Incidents/2017-04-26 ORES

Summary

Today, an ORES deployment resulted in a big pile of timeout errors in CODFW, but not in EQIAD. It looks like uwsgi was running old code while celery was running new code. No service restarts rectified the situation. So we switched traffic to point to EQIAD instead.
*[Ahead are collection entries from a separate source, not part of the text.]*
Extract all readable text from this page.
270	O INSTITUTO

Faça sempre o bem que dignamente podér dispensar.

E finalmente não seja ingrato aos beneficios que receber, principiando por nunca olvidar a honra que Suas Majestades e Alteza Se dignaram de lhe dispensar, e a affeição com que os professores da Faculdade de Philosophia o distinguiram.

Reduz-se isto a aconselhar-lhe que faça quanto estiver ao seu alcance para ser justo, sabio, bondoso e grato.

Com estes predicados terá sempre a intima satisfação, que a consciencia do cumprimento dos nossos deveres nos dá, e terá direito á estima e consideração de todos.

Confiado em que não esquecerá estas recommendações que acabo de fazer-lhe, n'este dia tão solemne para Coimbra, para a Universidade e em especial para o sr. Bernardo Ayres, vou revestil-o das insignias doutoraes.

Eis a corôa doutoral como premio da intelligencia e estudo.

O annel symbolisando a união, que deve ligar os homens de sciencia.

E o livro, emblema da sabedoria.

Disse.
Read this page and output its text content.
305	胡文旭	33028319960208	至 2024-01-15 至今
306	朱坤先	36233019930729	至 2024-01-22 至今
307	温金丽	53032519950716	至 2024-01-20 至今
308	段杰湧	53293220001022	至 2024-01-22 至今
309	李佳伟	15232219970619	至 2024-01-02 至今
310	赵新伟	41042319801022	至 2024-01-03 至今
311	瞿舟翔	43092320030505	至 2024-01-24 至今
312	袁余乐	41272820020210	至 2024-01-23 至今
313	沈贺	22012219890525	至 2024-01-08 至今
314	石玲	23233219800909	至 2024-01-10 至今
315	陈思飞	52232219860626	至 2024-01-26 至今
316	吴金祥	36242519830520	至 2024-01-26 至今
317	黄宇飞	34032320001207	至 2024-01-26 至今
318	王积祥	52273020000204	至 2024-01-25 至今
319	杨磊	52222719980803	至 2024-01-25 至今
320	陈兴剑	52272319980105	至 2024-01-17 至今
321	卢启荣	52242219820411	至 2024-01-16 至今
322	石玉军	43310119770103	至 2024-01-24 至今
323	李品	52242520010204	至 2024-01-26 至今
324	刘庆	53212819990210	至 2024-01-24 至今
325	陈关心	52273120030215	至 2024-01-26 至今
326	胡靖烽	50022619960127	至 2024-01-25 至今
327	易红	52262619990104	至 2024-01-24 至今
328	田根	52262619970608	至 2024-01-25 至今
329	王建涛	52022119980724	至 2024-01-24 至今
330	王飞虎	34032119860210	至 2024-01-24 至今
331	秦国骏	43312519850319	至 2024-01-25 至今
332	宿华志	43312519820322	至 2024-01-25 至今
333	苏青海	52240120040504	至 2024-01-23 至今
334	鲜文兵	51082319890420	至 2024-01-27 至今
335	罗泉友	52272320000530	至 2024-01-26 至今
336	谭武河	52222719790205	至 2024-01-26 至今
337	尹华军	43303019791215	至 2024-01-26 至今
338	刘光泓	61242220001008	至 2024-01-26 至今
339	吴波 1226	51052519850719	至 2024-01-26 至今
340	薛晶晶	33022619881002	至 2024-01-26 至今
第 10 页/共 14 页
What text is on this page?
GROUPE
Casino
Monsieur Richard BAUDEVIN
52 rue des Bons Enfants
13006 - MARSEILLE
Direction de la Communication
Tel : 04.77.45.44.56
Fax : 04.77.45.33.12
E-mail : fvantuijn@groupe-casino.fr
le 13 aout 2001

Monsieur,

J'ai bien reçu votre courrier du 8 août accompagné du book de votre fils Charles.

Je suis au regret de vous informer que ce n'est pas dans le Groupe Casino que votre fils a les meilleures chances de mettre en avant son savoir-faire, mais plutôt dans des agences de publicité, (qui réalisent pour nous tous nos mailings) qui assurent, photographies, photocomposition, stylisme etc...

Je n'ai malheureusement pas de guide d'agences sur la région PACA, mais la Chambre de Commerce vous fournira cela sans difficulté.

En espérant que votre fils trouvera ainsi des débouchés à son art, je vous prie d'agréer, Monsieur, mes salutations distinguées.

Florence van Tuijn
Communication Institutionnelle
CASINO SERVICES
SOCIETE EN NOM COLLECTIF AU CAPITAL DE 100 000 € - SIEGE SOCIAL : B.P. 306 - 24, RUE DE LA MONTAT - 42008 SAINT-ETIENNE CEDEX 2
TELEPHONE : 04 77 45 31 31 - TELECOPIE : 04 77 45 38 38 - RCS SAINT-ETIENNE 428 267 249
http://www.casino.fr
The problem was then resolved.

Timeline

2034 UTC: ORES deployment is completed
2041 UTC: Icinga warns of an outage
2048 UTC: Halfak confirms that a bunch of requests are timing out CODFW but EQIAD is doing OK.
2102 UTC: Phab:T163944 is created to track the issue.
2114 UTC: A service restart is issued via scap and directly (by mutante) via systemctl "100.0% (6/6) success ratio (>= 100.0% threshold) for command: 'systemctl restart uwsgi-ores"
2135 UTC: mutante posts a patchset to re-route traffic to eqiad. (https://gerrit.wikimedia.org/r/#/c/350487/)
2143 UTC: the patch is merged and puppet is run
2145 UTC: everything is OK again

Conclusions

No idea what could have caused this. Filed a task to investigate. T163950 -- Investigate failed deploy to CODFW

Update @ 2017-05-02: The problem was caused by scb2005 and scb2006. We had no idea they existed. They weren't in our scap config so new code wasn't getting deployed to them. The problem was solved once we added them to the scap config and deployed to them.

Actionables

T163950 -- Investigate failed deploy to CODFW